The second challenge associated with spending less is finding creative ways to prepare the same base set of ingredients. I'm a chronic over eater so this is major problem. I watched someone else make spaghetti and I noticed they heated the tomato sauce in olive oil first, before pouring it in the pasta. After eating spaghetti this way for two weeks, I have to say it makes the sauce somehow more fragrant with a greater depth of flavor. Of course, this observation may be in error much the way one sees color after hitting ones head on a white wall several times.
Another money saving tactic is to purposely increase your breadth of flavors slowly. For example, if I want to eat meat sauce, I don't. I eat plain sauce for a week until I am so sick of it, then I go and buy meat. If I'd had meat from the get-go, would I be buying scallops now? For this reason I just broke down and bought a jar of pepper yesterday. I also have basil but I haven't opened it, maybe after the salt runs out.
Finally, make the food hotter. If the temperature is high enough, your taste buds can't tell the difference. That's why some restaurants serve food on plates straight from the kiln. A burning hand, burning mouth, the latter is more convenient for me.
Now onto the deals.
1. Pasta is cheep. Well, relatively. Stores always have pasta on sale, so you can get a kilo for under a euro. Plus with an enormous diversity of shapes, you can imagine, akin to the M&M syndrome, that they all taste different.
2. Sauce is cheap and basic.
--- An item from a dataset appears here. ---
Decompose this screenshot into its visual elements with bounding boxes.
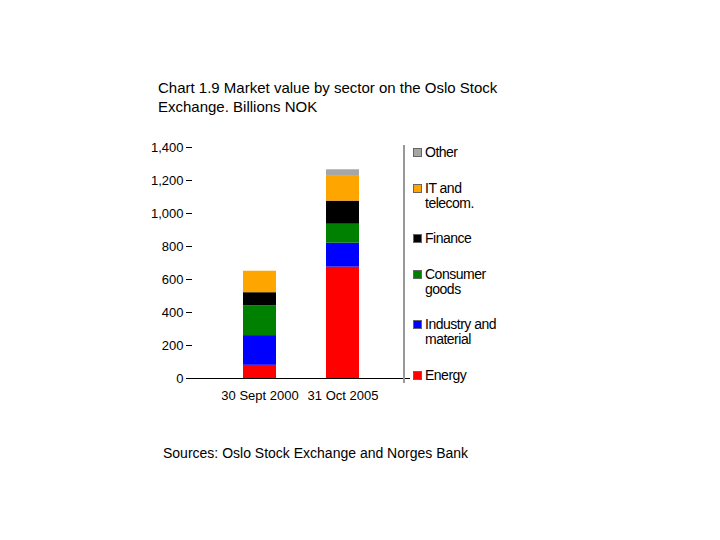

Unlike the US where you can find more sauce flavors than Heinz has varieties (herein lies the point, you really only need one good one) here it seems the "flavored" sauces are relegated to a small corner of the shelf, the rest stocked with endless rows of tomatoes cooked in water. Not even basil is added. The best part is the price: everyday, 700g for 0.50 euros. Sometimes when I am in a rush I just drink it from the bottle.
3. Breads, and starchy substances. All it would take is one meal here to do in poor Mr. Atkins, if all that bacon fat hadn't gotten him first. Bread is everywhere and eaten always. All sorts of delicious breads, as well as the most boring, dry flat breadsticks. After a few minutes of chewing they still feel like napkins stuffed in your mouth. Their only use is to desiccate your mouth after drinking pasta sauce. (see above) The good news is the bakeries are open around 6am, and several stay open past 10 at night. Bread is cheap, and when it's dry enough you can put it in milk like cereal.
4. Cookies. I don't know why they're so cheap, but I get bags of different kinds, (well that's a stretch it's the same sort of dough in different shapes) one kilo for 0.75 euros. That's a bargain. For breakfast you can break them up and mix it with the dried bread for a sweetened cereal, or you can eat them crushed with yogurt. They have a mild malty sweetness that goes well with everything.
All in all, even though my lunch is being paid for (a big help, I eat all the rolls when no one is looking) I am eating breakfast and lunch for under 30 euros a week. I should be Rachel Ray's guest guide while she's in Italy. She won't be eating Prosciutto, that's for sure.